But now influential voices and factions from across the political spectrum seem increasingly ready to treat ugly speech as equivalent to, or a justifiable provocation for, violence. It’s true that insults or slurs or incitement can lead to confrontation. (Hutu broadcasts during the 1994 Rwanda genocide and Hitler’s entreaties to German national pride, for instance, coaxed violence on a mass scale.) But while there is a continuum of acceptable speech, language and violence should not be confused. The way to preserve our freedom of expression is to insist that speech, no matter how offensive, cannot justify violent reprisal. Otherwise we risk becoming like China, Turkey, Iran and other autocracies, where brutality against journalists and draconian punishments for dissenting ideas are normal.
On the left, theorists have long posited a porous boundary between speech and violence, and the linkage hit the mainstream in Toni Morrison’s 1993 acceptance speech for the Nobel Prize in literature: “Oppressive language does more than represent violence,” she said. “It is violence.” Taken literally, Morrison’s analogy is obviously false. One way to interpret her remark is as symbolic: an invocation aimed to accentuate the potential for offensive speech to wreak grave and lasting harm, which permissive approaches to speech may seem to deny. Morrison was right to call on free speech proponents to own up to the psychological, emotional and social damage that invidious speech can inflict. Studies have documented the ravages that racial slurs can render on self-esteem, the trauma of slut-shaming, and instances of correlation between hate speech and hate crimes. Implicit in the legal protection of free speech, though, is the unavoidable truth that speech can offend, challenge, divide, disturb and hurt. If speech were always innocuous, no one would try to curtail it, nor need to protect it.
More recently, formulations that straightforwardly equate speech and violence have gained currency. After the Yiannopoulos riots in February, a young woman at the University of California at Berkeley said, “His words are violent, or a form of violence.” Writing in a Concordia University publication, a commentator opined that so-called microaggressions are “a very real form of violence.” Anni Liu, a contributing writer for Everyday Feminism magazine, took it a step further. “Just because a perpetrator of racism is clueless (or in denial) about the impact of their words doesn’t mean that their actions were any less violent or that the impact of that violence is changed,” she wrote. Former Vermont governor and presidential candidate Howard Dean described Coulter’s planned Berkeley speech in April as “fighting words” and argued that it did not deserve First Amendment protection.

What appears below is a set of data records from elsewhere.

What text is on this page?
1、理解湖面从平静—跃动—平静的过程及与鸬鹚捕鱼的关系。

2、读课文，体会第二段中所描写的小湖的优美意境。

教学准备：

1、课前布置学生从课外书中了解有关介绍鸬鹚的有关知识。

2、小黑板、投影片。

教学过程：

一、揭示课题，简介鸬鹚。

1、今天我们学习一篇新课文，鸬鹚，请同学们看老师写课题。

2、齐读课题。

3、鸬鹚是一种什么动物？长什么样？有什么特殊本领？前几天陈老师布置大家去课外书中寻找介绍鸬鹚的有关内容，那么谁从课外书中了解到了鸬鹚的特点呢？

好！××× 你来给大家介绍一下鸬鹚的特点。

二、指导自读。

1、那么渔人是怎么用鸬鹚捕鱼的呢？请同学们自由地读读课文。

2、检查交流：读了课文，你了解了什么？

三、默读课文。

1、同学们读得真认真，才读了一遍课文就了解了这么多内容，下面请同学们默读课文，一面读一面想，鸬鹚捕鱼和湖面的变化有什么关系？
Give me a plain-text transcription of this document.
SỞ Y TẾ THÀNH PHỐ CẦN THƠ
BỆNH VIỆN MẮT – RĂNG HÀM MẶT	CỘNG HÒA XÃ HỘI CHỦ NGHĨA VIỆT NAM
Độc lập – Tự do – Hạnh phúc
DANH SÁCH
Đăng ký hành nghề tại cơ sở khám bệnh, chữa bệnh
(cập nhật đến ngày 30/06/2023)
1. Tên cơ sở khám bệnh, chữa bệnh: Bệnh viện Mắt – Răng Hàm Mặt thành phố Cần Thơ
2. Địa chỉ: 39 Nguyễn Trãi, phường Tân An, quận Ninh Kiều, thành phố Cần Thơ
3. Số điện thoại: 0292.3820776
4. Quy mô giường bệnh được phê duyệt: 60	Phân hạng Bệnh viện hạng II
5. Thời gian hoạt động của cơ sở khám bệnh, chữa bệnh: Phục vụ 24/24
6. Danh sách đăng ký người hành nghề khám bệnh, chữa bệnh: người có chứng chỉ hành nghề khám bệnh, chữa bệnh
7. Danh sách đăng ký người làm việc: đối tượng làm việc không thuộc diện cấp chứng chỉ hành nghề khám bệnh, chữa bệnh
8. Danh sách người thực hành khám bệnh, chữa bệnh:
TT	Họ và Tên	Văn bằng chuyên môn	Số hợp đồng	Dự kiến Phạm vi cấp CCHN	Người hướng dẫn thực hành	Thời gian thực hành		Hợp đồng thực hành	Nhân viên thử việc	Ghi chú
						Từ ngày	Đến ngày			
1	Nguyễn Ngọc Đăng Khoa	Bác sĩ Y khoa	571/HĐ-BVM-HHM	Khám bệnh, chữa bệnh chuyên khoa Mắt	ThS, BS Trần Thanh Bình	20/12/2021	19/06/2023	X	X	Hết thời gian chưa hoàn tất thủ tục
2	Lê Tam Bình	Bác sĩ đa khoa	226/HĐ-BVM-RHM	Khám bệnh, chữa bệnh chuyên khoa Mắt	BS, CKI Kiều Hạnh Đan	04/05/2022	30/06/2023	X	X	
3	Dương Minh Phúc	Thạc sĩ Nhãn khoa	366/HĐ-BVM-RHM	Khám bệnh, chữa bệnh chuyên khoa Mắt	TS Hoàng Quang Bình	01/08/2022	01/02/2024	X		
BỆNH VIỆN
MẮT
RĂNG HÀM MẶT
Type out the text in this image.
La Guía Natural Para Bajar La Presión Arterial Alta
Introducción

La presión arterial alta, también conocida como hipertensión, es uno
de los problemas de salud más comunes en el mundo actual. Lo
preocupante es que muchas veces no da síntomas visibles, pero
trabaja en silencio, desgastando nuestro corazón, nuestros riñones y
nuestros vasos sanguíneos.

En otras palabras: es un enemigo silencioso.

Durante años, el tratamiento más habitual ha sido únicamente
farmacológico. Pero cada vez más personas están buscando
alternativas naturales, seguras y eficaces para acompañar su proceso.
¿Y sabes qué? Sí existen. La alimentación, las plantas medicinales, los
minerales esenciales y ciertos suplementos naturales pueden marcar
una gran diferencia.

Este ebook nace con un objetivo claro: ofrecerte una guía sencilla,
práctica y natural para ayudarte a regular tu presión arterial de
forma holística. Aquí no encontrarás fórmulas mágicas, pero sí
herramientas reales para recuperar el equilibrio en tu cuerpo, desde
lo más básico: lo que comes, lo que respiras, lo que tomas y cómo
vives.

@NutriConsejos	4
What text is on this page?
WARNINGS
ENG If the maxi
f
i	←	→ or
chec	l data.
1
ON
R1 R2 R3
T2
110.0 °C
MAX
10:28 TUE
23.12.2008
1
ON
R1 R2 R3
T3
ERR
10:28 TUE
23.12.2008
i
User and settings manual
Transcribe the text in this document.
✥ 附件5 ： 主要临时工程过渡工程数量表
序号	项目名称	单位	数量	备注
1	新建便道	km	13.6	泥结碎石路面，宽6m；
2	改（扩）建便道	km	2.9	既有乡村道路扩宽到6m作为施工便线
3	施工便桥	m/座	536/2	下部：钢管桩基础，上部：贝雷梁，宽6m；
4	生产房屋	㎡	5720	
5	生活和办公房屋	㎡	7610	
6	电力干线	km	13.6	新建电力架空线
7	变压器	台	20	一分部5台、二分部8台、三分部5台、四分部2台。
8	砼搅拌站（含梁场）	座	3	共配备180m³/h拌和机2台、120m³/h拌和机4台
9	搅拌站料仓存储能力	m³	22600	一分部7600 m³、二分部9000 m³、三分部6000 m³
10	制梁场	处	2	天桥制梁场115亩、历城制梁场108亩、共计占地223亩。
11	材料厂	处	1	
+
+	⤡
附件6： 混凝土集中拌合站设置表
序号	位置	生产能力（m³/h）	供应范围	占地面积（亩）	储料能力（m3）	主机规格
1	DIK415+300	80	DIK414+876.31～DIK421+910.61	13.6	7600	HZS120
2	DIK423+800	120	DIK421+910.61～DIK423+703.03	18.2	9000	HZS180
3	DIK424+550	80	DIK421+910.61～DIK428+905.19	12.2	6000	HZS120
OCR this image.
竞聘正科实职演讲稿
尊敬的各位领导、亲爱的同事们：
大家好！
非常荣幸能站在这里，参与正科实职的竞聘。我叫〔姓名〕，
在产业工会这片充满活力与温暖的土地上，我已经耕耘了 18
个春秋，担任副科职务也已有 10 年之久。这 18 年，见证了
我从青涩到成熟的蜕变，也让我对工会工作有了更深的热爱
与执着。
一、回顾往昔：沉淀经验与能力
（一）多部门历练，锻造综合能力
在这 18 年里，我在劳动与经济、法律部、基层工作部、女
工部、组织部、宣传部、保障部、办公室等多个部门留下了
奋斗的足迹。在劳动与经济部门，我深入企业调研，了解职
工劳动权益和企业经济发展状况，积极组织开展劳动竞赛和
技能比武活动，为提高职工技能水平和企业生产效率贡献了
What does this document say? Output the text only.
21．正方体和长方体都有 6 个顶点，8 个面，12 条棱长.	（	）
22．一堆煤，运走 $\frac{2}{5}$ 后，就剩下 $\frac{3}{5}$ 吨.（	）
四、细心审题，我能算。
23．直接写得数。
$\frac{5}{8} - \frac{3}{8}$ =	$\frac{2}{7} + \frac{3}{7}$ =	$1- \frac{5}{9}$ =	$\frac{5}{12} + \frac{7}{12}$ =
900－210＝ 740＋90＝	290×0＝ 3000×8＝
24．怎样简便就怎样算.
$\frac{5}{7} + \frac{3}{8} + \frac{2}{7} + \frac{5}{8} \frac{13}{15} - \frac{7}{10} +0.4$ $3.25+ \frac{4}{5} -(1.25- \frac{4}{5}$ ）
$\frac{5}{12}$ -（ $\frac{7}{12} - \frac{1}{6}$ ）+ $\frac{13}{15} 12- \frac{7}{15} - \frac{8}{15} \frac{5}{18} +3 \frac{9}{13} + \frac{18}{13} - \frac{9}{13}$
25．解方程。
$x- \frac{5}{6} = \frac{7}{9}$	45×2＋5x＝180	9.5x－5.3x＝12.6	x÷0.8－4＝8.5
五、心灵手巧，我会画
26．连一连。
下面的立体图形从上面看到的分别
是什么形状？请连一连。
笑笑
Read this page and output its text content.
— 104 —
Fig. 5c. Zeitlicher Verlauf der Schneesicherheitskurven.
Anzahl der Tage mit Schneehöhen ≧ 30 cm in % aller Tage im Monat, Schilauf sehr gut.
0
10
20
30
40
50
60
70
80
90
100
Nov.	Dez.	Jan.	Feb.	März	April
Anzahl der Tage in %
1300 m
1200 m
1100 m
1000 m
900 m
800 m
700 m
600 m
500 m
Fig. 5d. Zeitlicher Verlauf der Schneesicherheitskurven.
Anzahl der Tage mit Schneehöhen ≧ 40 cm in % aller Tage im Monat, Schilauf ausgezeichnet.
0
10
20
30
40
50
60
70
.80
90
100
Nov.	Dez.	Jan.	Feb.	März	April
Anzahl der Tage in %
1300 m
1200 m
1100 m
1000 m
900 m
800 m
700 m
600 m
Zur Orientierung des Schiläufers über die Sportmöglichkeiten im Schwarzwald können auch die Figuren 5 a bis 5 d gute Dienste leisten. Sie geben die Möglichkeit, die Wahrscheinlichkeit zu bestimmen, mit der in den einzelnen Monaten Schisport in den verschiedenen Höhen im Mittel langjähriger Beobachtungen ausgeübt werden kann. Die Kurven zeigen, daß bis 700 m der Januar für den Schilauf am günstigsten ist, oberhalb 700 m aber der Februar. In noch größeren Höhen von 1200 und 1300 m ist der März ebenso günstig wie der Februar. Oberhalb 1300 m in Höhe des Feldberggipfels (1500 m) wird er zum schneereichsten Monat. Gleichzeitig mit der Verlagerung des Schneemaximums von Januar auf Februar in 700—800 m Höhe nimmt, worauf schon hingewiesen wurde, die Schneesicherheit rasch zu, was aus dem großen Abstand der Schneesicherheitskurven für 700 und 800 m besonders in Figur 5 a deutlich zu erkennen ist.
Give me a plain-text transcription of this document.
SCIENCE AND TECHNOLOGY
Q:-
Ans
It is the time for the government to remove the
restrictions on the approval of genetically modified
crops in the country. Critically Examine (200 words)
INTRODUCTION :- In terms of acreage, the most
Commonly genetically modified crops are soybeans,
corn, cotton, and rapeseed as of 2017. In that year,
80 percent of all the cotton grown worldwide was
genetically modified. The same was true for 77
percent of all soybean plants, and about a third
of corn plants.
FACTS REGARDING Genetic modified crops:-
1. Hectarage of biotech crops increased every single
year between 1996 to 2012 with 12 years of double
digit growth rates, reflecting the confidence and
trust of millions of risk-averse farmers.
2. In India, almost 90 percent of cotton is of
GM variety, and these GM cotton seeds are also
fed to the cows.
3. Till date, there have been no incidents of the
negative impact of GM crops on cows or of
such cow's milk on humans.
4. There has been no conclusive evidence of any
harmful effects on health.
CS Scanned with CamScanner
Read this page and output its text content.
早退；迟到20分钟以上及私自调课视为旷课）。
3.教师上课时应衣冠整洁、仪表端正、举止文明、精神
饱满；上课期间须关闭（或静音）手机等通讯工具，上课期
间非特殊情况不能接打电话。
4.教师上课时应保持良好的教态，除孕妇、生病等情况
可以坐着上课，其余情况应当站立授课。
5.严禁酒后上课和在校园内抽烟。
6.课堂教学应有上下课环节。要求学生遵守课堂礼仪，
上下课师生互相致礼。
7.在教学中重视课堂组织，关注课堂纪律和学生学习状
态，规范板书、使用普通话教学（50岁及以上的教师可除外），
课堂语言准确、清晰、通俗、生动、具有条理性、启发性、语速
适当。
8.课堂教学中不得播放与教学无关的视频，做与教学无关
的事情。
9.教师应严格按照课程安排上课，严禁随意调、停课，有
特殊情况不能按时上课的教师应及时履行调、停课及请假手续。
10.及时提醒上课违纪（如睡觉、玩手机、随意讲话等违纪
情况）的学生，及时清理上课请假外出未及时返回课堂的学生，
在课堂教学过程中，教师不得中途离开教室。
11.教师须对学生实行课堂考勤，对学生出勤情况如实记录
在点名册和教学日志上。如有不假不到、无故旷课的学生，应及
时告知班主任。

On the right, Trump’s call at a campaign rally last year to “get ’em out of here,” directing his supporters to go after protesters (albeit with a “don’t hurt ’em”), was deemed “particularly reckless” by a federal judge hearing incitement charges against the president. Trump has also dubbed the news media the “enemy of the American People.” His bellicose attitude seems to have been interpreted in some quarters as open season for violence against reporters. Last fall a Trump supporter wore a T-shirt to a Minnesota rally bearing the slogan “Rope. Tree. Journalist.” This spring, the Sacramento Valley Mirror received threatening calls, and a noose was left in front of the newspaper’s office in downtown Willows, Calif. Late last month, Texas Gov. Greg Abbott joked about shooting journalists after signing a bill cutting the fee for a handgun license. In mid-May, guards at the Federal Communications Commission manhandled a reporter who was trying to question an FCC governor. Gianforte’s attack on the Guardian’s Ben Jacobs last month was the first physical assault by someone elected to Congress since the Civil War era. While not specific or directive enough to constitute incitement, Trump’s verbal attacks on individual journalists and frequent cries of “fake news!” — imbued with the prestige of White House pronouncements — debase the role of the press and give at least tacit leave for acts of hostility toward it.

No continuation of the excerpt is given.